We're not stupid, Stupid.

So: if you're poor and black, live in a blighted community, and happen to want your kids to get an excellent education in public school, you're pretty much fucked.

In many places, zoning makes it such that if you wanted to go to another school, you'd have to PAY for it, unless you get some sort of legal loophole like that featured in last week's "This American Life,"  in which a  school system in Normandy, Missouri loses it's accreditation, thereby activating legislation allowing students to attend other (much better) area schools, free of charge. You can see the transcript of the program here:

http://www.thisamericanlife.org/radio-archives/episode/562/transcript.

To be fair, there are some solutions to the fact that black and brown kids are getting educationally shafted. 

Some indicate that what we really ought to do is encourage the voucher system, in which parents can lobby their local or state government for money that will be used to pay for private (or out of district) education. 

Others suggest what we ought to do is pad poorly performing schools with more money, the idea being that capital will in itself make schools that are fundamentally underperforming more able to "do better."

"This American Life" focused it's broadcast last and this week on integration as the key ingredient to solving the "achievement gap" that exists. They point to evidence that shows that  in schools that have a mix of different races, African-American and Latino students perform better. The question of WHY this is the case isn't really discussed in the "This American Life" piece, but, to their credit, it IS asked. 

In listening to opponents of the integration being forced upon Normandy, and the proponents of steps taken to integrate schools in Hartford, CT , I couldn't help but feel that for many, the failings of black and brown people in school are an indictment of black people themselves.   Black and brown schools are bad because black and brown people are bad. They  (black and brown people) are violent and vile. They don't posses work ethic and they have a ass backwards disposition toward work.

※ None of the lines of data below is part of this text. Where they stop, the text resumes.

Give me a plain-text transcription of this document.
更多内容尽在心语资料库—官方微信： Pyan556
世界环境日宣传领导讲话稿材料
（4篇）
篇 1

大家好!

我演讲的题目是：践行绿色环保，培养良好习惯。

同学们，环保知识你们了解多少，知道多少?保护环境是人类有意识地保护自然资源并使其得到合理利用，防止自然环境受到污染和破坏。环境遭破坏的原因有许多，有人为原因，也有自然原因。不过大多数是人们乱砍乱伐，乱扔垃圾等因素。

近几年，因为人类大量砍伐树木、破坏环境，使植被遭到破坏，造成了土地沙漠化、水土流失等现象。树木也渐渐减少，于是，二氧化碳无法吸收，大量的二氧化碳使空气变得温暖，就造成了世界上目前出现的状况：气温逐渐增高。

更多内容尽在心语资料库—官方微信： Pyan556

As a black man, it's this understated yet viscerally present characterization of the intrinsic nature of black and brown people that makes me wary and maybe even a little resentful of integration.  As the NPR piece points out, true integration "works" in the sense the achievement gap is reduced.  But I often feel that the assumption is that the REASON it works is because white folk, benevolent and pure, tame the savages into academic mediocrity (a real improvement from academic shittyness!). In doing so, they get to "learn about other cultures" too! 

Even white liberals, allies as they are sometimes called, too often get caught up in a rhetoric that denigrates black thought and experience. Look at the criticism of the the way in which the Black Lives Matter campaign have interrupted campaign stops of Bernie Sanders. Lectures on how "proper" and "logical" discourse radiate on social media from white liberals everywhere. The implication is once again that black folks, intrinsically, aren't able to think. That our experiences are trifling. That our ideas are Neolithic.

Separate but equal doesn't work, but it's not because black and brown people are fundamentally fucking stupid. It's not because we don't have talented black and brown teachers. It's not because our kids are naturally inept.  Our struggles in school are linked primarily to the systemic oppression that we continue to endure at every turn. I could go more into that, but many more intelligent than I already have.


I'm all for integration, but it's not because I love white folk and need them to learn. It's because on a systemic level,  no one CARES about black children (or black people, for that matter). If black and brown children are in class with white people, and their future is tied to white people's future, then at least they'll have a chance. Dark skinned minorities don't need taming, they need opportunity.